MAKASSAR — Pemerintah Kota Bontang mulai tancap gas menjajaki investasi pengembangan pelabuhan sebagai simpul strategis logistik.

Langkah ini ditandai dengan kunjungan kerja ke kantor PT Pelabuhan Indonesia (Persero) Regional 4 di Makassar, Selasa (28/4/2026).

Pertemuan tersebut menjadi ajang sinkronisasi antara pemerintah daerah dan operator pelabuhan nasional dalam mempercepat pembangunan infrastruktur maritim, khususnya di Kalimantan Timur yang tengah tumbuh sebagai kawasan industri dan perdagangan.

Sekretaris Daerah Bontang, Akhmad Suharto, menegaskan bahwa pengembangan pelabuhan menjadi prioritas strategis daerah untuk memperkuat konektivitas logistik nasional sekaligus meningkatkan daya saing ekonomi.

“Pelabuhan adalah urat nadi distribusi. Kami ingin memastikan Bontang punya peran kuat dalam jaringan logistik nasional. Kunjungan ini membuka peluang investasi dan kerja sama strategis dengan Pelindo,” ujarnya.

Gayung bersambut, Executive Director 4 Pelindo Regional 4, Abdul Azis, menyatakan kesiapan pihaknya untuk bersinergi mengembangkan pelabuhan yang modern, efisien, dan berstandar global.

“Pelindo siap mendukung penuh inisiatif ini.
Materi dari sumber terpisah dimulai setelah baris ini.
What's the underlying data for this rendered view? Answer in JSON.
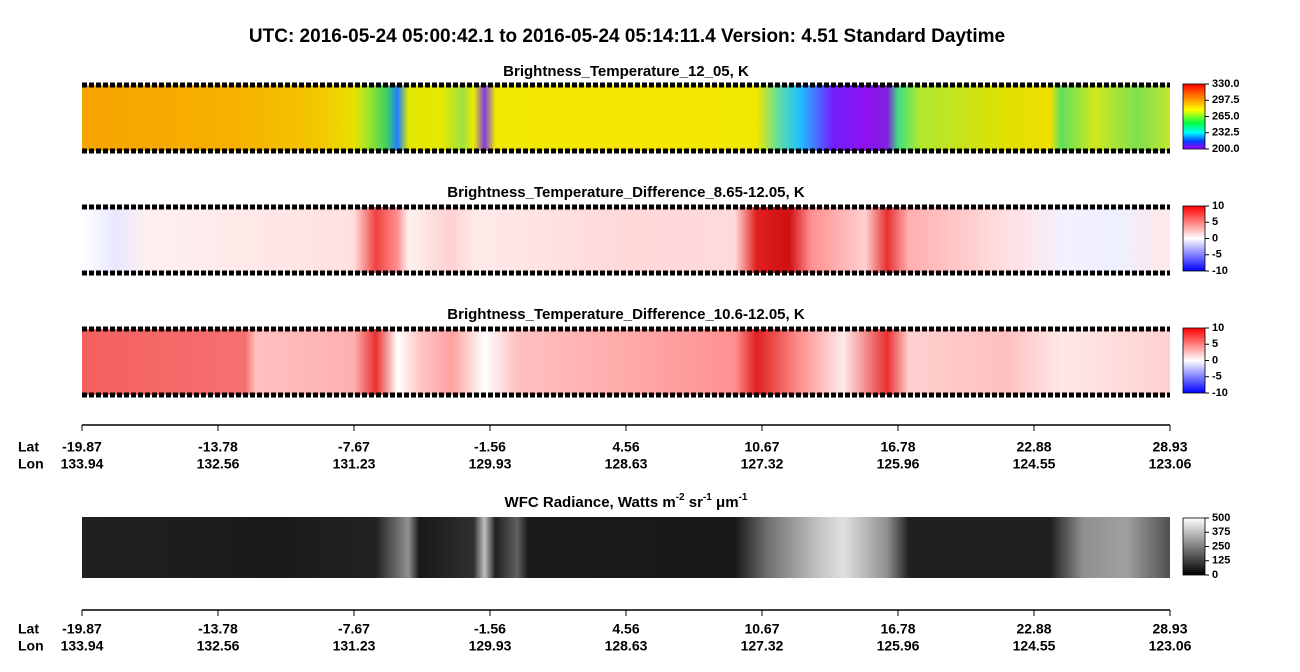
{
  "chart_data": {
    "type": "swath",
    "title": "UTC:  2016-05-24   05:00:42.1  to  2016-05-24   05:14:11.4    Version: 4.51  Standard Daytime",
    "panels": [
      {
        "title": [
          "Brightness_Temperature_12_05, K"
        ],
        "colormap": "rainbow",
        "clim": [
          200,
          330
        ],
        "cticks": [
          {
            "value": 330,
            "label": "330.0"
          },
          297.5,
          {
            "value": 265,
            "label": "265.0"
          },
          232.5,
          {
            "value": 200,
            "label": "200.0"
          }
        ]
      },
      {
        "title": [
          "Brightness_Temperature_Difference_8.65-12.05, K"
        ],
        "colormap": "bwr1",
        "clim": [
          -10,
          10
        ],
        "cticks": [
          10,
          5,
          0,
          -5,
          -10
        ]
      },
      {
        "title": [
          "Brightness_Temperature_Difference_10.6-12.05, K"
        ],
        "colormap": "bwr2",
        "clim": [
          -10,
          10
        ],
        "cticks": [
          10,
          5,
          0,
          -5,
          -10
        ]
      },
      {
        "title": [
          "WFC Radiance, Watts m",
          "-2",
          " sr",
          "-1",
          " μm",
          "-1"
        ],
        "colormap": "gray",
        "clim": [
          0,
          500
        ],
        "cticks": [
          500,
          375,
          250,
          125,
          0
        ]
      }
    ],
    "axis": {
      "lat_label": "Lat",
      "lon_label": "Lon",
      "lat": [
        -19.87,
        -13.78,
        -7.67,
        -1.56,
        4.56,
        10.67,
        16.78,
        22.88,
        28.93
      ],
      "lon": [
        133.94,
        132.56,
        131.23,
        129.93,
        128.63,
        127.32,
        125.96,
        124.55,
        123.06
      ]
    }
  }
}
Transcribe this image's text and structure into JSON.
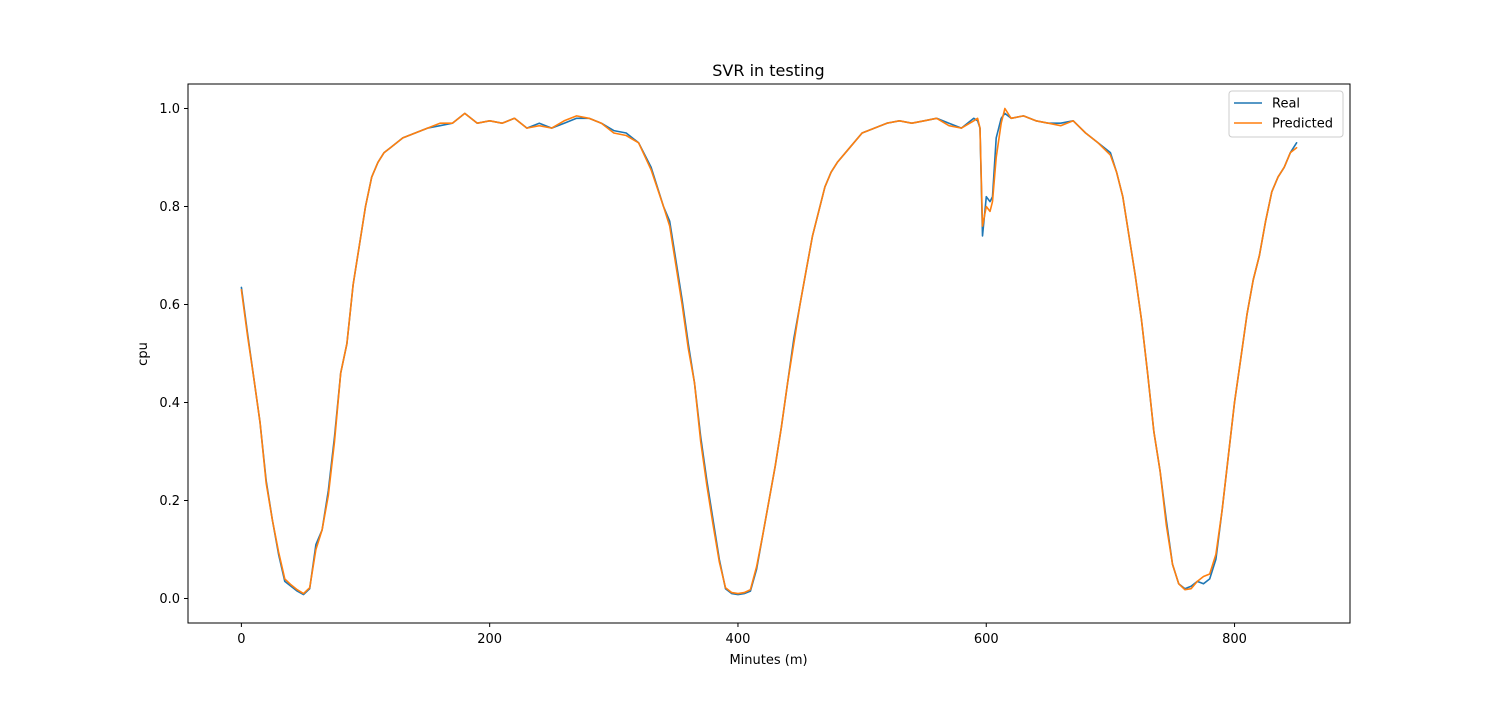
{
  "chart_data": {
    "type": "line",
    "title": "SVR in testing",
    "xlabel": "Minutes (m)",
    "ylabel": "cpu",
    "xlim": [
      -43,
      893
    ],
    "ylim": [
      -0.05,
      1.05
    ],
    "x_ticks": [
      0,
      200,
      400,
      600,
      800
    ],
    "x_tick_labels": [
      "0",
      "200",
      "400",
      "600",
      "800"
    ],
    "y_ticks": [
      0.0,
      0.2,
      0.4,
      0.6,
      0.8,
      1.0
    ],
    "y_tick_labels": [
      "0.0",
      "0.2",
      "0.4",
      "0.6",
      "0.8",
      "1.0"
    ],
    "grid": false,
    "legend_position": "top-right",
    "colors": {
      "real": "#1f77b4",
      "predicted": "#ff7f0e"
    },
    "x": [
      0,
      5,
      10,
      15,
      20,
      25,
      30,
      35,
      40,
      45,
      50,
      55,
      60,
      65,
      70,
      75,
      80,
      85,
      90,
      95,
      100,
      105,
      110,
      115,
      120,
      130,
      140,
      150,
      160,
      170,
      180,
      190,
      200,
      210,
      220,
      230,
      240,
      250,
      260,
      270,
      280,
      290,
      300,
      310,
      320,
      330,
      340,
      345,
      350,
      355,
      360,
      365,
      370,
      375,
      380,
      385,
      390,
      395,
      400,
      405,
      410,
      415,
      420,
      425,
      430,
      435,
      440,
      445,
      450,
      455,
      460,
      465,
      470,
      475,
      480,
      490,
      500,
      510,
      520,
      530,
      540,
      550,
      560,
      570,
      580,
      590,
      593,
      595,
      597,
      600,
      603,
      605,
      608,
      612,
      615,
      620,
      630,
      640,
      650,
      660,
      670,
      680,
      690,
      700,
      705,
      710,
      715,
      720,
      725,
      730,
      735,
      740,
      745,
      750,
      755,
      760,
      765,
      770,
      775,
      780,
      785,
      790,
      795,
      800,
      805,
      810,
      815,
      820,
      825,
      830,
      835,
      840,
      845,
      850
    ],
    "series": [
      {
        "name": "Real",
        "values": [
          0.635,
          0.54,
          0.45,
          0.36,
          0.24,
          0.16,
          0.09,
          0.035,
          0.025,
          0.015,
          0.008,
          0.02,
          0.11,
          0.14,
          0.22,
          0.33,
          0.46,
          0.52,
          0.64,
          0.72,
          0.8,
          0.86,
          0.89,
          0.91,
          0.92,
          0.94,
          0.95,
          0.96,
          0.965,
          0.97,
          0.99,
          0.97,
          0.975,
          0.97,
          0.98,
          0.96,
          0.97,
          0.96,
          0.97,
          0.98,
          0.98,
          0.97,
          0.955,
          0.95,
          0.93,
          0.88,
          0.8,
          0.77,
          0.69,
          0.61,
          0.52,
          0.44,
          0.33,
          0.24,
          0.16,
          0.08,
          0.02,
          0.01,
          0.008,
          0.01,
          0.015,
          0.06,
          0.13,
          0.2,
          0.27,
          0.35,
          0.44,
          0.53,
          0.6,
          0.67,
          0.74,
          0.79,
          0.84,
          0.87,
          0.89,
          0.92,
          0.95,
          0.96,
          0.97,
          0.975,
          0.97,
          0.975,
          0.98,
          0.97,
          0.96,
          0.98,
          0.975,
          0.96,
          0.74,
          0.82,
          0.81,
          0.82,
          0.94,
          0.98,
          0.99,
          0.98,
          0.985,
          0.975,
          0.97,
          0.97,
          0.975,
          0.95,
          0.93,
          0.91,
          0.87,
          0.82,
          0.74,
          0.66,
          0.57,
          0.46,
          0.34,
          0.26,
          0.16,
          0.07,
          0.03,
          0.02,
          0.025,
          0.035,
          0.03,
          0.04,
          0.08,
          0.18,
          0.29,
          0.4,
          0.49,
          0.58,
          0.65,
          0.7,
          0.77,
          0.83,
          0.86,
          0.88,
          0.91,
          0.93
        ]
      },
      {
        "name": "Predicted",
        "values": [
          0.63,
          0.535,
          0.45,
          0.36,
          0.235,
          0.16,
          0.095,
          0.04,
          0.028,
          0.018,
          0.01,
          0.022,
          0.1,
          0.14,
          0.21,
          0.32,
          0.46,
          0.52,
          0.64,
          0.72,
          0.8,
          0.86,
          0.89,
          0.91,
          0.92,
          0.94,
          0.95,
          0.96,
          0.97,
          0.97,
          0.99,
          0.97,
          0.975,
          0.97,
          0.98,
          0.96,
          0.965,
          0.96,
          0.975,
          0.985,
          0.98,
          0.97,
          0.95,
          0.945,
          0.93,
          0.875,
          0.8,
          0.76,
          0.68,
          0.6,
          0.51,
          0.44,
          0.32,
          0.23,
          0.15,
          0.075,
          0.022,
          0.012,
          0.01,
          0.012,
          0.018,
          0.065,
          0.13,
          0.2,
          0.27,
          0.35,
          0.44,
          0.52,
          0.6,
          0.67,
          0.74,
          0.79,
          0.84,
          0.87,
          0.89,
          0.92,
          0.95,
          0.96,
          0.97,
          0.975,
          0.97,
          0.975,
          0.98,
          0.965,
          0.96,
          0.975,
          0.98,
          0.96,
          0.76,
          0.8,
          0.79,
          0.81,
          0.9,
          0.97,
          1.0,
          0.98,
          0.985,
          0.975,
          0.97,
          0.965,
          0.975,
          0.95,
          0.93,
          0.905,
          0.87,
          0.82,
          0.74,
          0.66,
          0.57,
          0.46,
          0.34,
          0.26,
          0.15,
          0.07,
          0.03,
          0.018,
          0.02,
          0.035,
          0.045,
          0.05,
          0.09,
          0.18,
          0.29,
          0.4,
          0.49,
          0.58,
          0.65,
          0.7,
          0.77,
          0.83,
          0.86,
          0.88,
          0.91,
          0.92
        ]
      }
    ]
  }
}
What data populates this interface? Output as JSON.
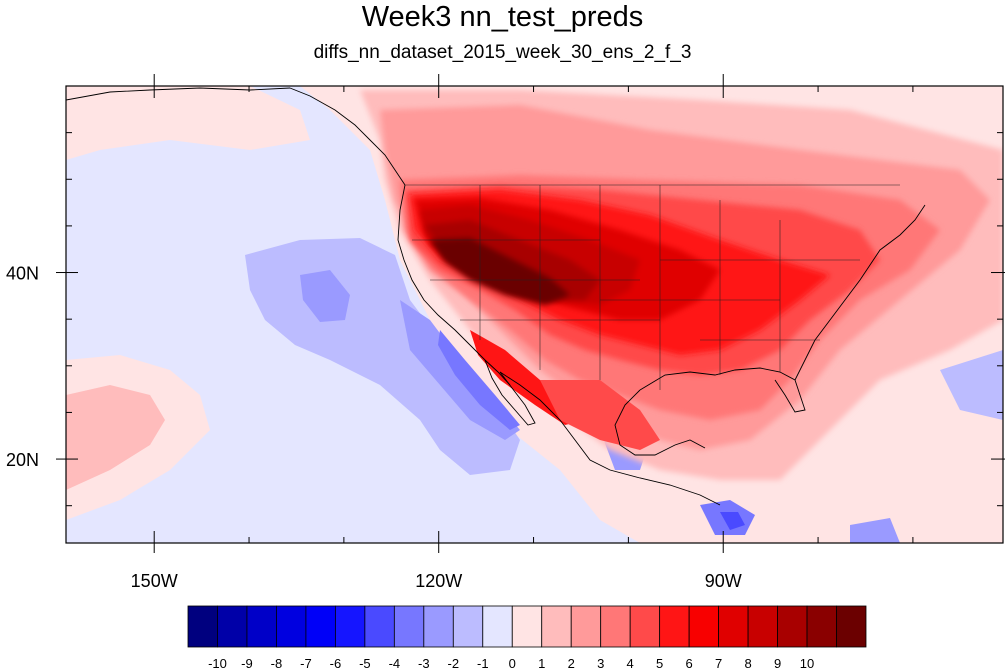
{
  "title": "Week3 nn_test_preds",
  "subtitle": "diffs_nn_dataset_2015_week_30_ens_2_f_3",
  "map": {
    "lat_labels": [
      {
        "lat": 40,
        "text": "40N"
      },
      {
        "lat": 20,
        "text": "20N"
      }
    ],
    "lon_labels": [
      {
        "lon": -150,
        "text": "150W"
      },
      {
        "lon": -120,
        "text": "120W"
      },
      {
        "lon": -90,
        "text": "90W"
      }
    ],
    "extent": {
      "lon_min": -159.3,
      "lon_max": -60.5,
      "lat_min": 11,
      "lat_max": 60
    }
  },
  "colorbar": {
    "colors": [
      "#00007f",
      "#0000a8",
      "#0000c8",
      "#0000e0",
      "#0000f8",
      "#1515ff",
      "#4a4aff",
      "#7777ff",
      "#9a9aff",
      "#bcbcff",
      "#e4e6ff",
      "#ffe4e4",
      "#ffbcbc",
      "#ff9a9a",
      "#ff7777",
      "#ff4a4a",
      "#ff1515",
      "#f80000",
      "#e00000",
      "#c80000",
      "#a80000",
      "#8a0000",
      "#6b0000"
    ],
    "labels": [
      "-10",
      "-9",
      "-8",
      "-7",
      "-6",
      "-5",
      "-4",
      "-3",
      "-2",
      "-1",
      "0",
      "1",
      "2",
      "3",
      "4",
      "5",
      "6",
      "7",
      "8",
      "9",
      "10"
    ]
  }
}
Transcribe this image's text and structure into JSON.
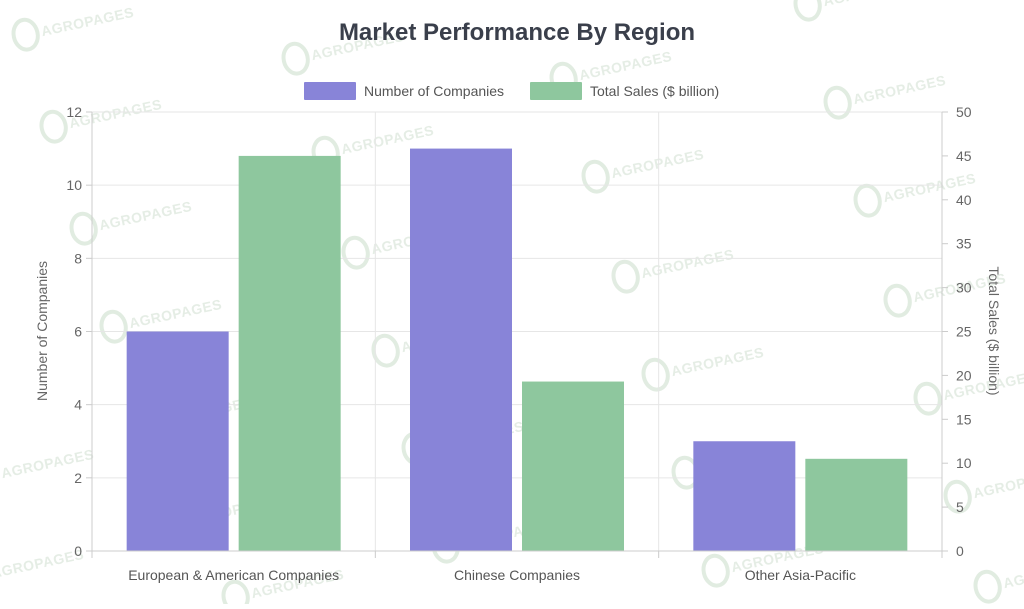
{
  "watermark": {
    "text": "AGROPAGES",
    "color": "#d8e6d8"
  },
  "chart_data": {
    "type": "bar",
    "title": "Market Performance By Region",
    "categories": [
      "European & American Companies",
      "Chinese Companies",
      "Other Asia-Pacific"
    ],
    "series": [
      {
        "name": "Number of Companies",
        "values": [
          6,
          11,
          3
        ],
        "axis": "left",
        "color": "#8884d8"
      },
      {
        "name": "Total Sales ($ billion)",
        "values": [
          45,
          19.3,
          10.5
        ],
        "axis": "right",
        "color": "#8ec79e"
      }
    ],
    "y_left": {
      "label": "Number of Companies",
      "min": 0,
      "max": 12,
      "ticks": [
        0,
        2,
        4,
        6,
        8,
        10,
        12
      ]
    },
    "y_right": {
      "label": "Total Sales ($ billion)",
      "min": 0,
      "max": 50,
      "ticks": [
        0,
        5,
        10,
        15,
        20,
        25,
        30,
        35,
        40,
        45,
        50
      ]
    },
    "legend_position": "top-center",
    "grid": true
  }
}
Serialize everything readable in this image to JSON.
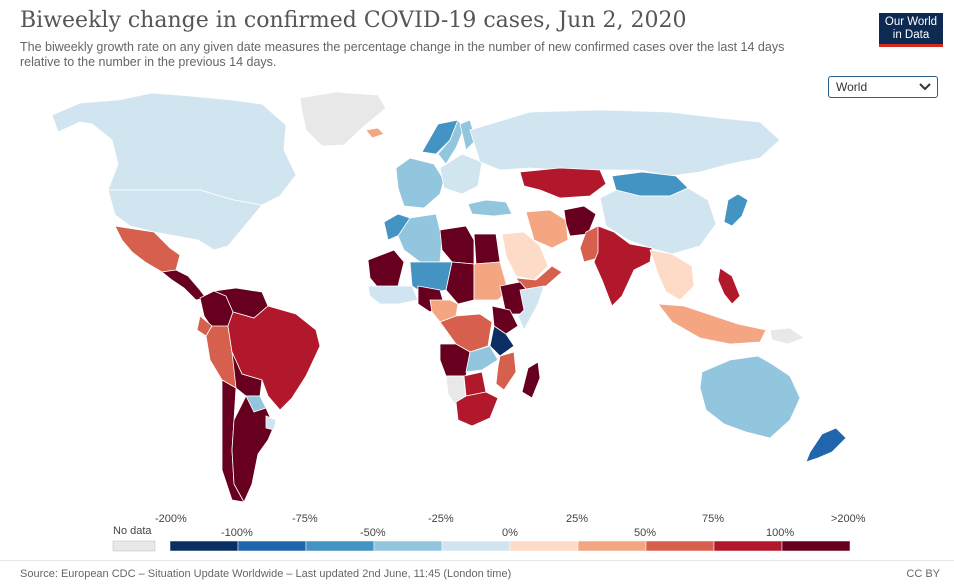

Kolaborasi dengan pemerintah daerah menjadi kunci menghadirkan pelabuhan yang kompetitif dan berkelanjutan,” katanya.

Dalam pertemuan tersebut, kedua pihak juga menggelar diskusi teknis dan pemaparan peluang investasi, mulai dari pengembangan infrastruktur dasar hingga potensi kerja sama jangka panjang.

Fokusnya tidak sekadar pembangunan fisik, tetapi juga bagaimana pelabuhan dapat berfungsi sebagai mesin pertumbuhan ekonomi baru.

Division Head Komersial Pelindo Regional 4, Adi Novi Wahyudi, menambahkan bahwa pihaknya terus membuka ruang kolaborasi dengan berbagai pihak untuk mengoptimalkan potensi pelabuhan.

“Sinergi adalah bahan bakar utama. Dengan perencanaan yang matang, pelabuhan bisa menjadi pusat ekonomi yang hidup, bukan sekadar titik bongkar muat,” jelasnya.

Pertemuan ini menjadi langkah awal menuju kerja sama strategis antara Pemkot Bontang dan Pelindo Regional 4.

Jika terealisasi, pengembangan pelabuhan di Bontang diharapkan tidak hanya memperlancar arus logistik, tetapi juga mengangkat posisi daerah sebagai salah satu gerbang ekonomi penting di Indonesia timur.